Elizabeth Pakenham, Countess of Longford, CBE (née Harman; 30 August 1906 – 23 October 2002), better known as Elizabeth Longford, was a British historian. She was a member of the Royal Society of Literature and was on the board of trustees of the National Portrait Gallery in London. She is best known as a historian, especially for her biographies of 19th-century luminaries such as Queen Victoria (1964), Lord Byron (1976) and the Duke of Wellington (2 vol 1969).

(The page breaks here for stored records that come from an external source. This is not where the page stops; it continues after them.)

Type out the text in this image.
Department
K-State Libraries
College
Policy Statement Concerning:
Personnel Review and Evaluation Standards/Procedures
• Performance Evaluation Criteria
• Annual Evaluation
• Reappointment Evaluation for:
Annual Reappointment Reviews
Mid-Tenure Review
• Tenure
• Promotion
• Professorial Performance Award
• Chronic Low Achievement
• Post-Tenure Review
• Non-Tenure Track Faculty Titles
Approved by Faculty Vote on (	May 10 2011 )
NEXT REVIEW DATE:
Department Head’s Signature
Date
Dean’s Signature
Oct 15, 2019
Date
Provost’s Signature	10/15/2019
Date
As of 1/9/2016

The daughter of eye specialist Nathaniel Bishop Harman, she was educated at the Francis Holland School, and was an undergraduate at Lady Margaret Hall, Oxford. "Able, articulate and beautiful", in the words of The New York Times, she was "the Zuleika Dobson of her day, with undergraduates and even dons tumbling over one another to fall in love with her". A few years after her graduation, on 3 November 1931, she married Frank Pakenham, later 7th Earl of Longford, who died in August 2001. Her obituary by the BBC said the marriage was "famously harmonious." The New York Times, in its review of The Pebbled Shore, called Lady Longford "easily the best writer in what is predominantly a literary family".
She and her husband were both devout Roman Catholic converts, Lady Longford having been raised a Unitarian, and avid social reformers. The Longfords had eight children, among them the writers Lady Antonia Fraser, Lady Rachel Billington, Judith Kazantzis, and Thomas Pakenham.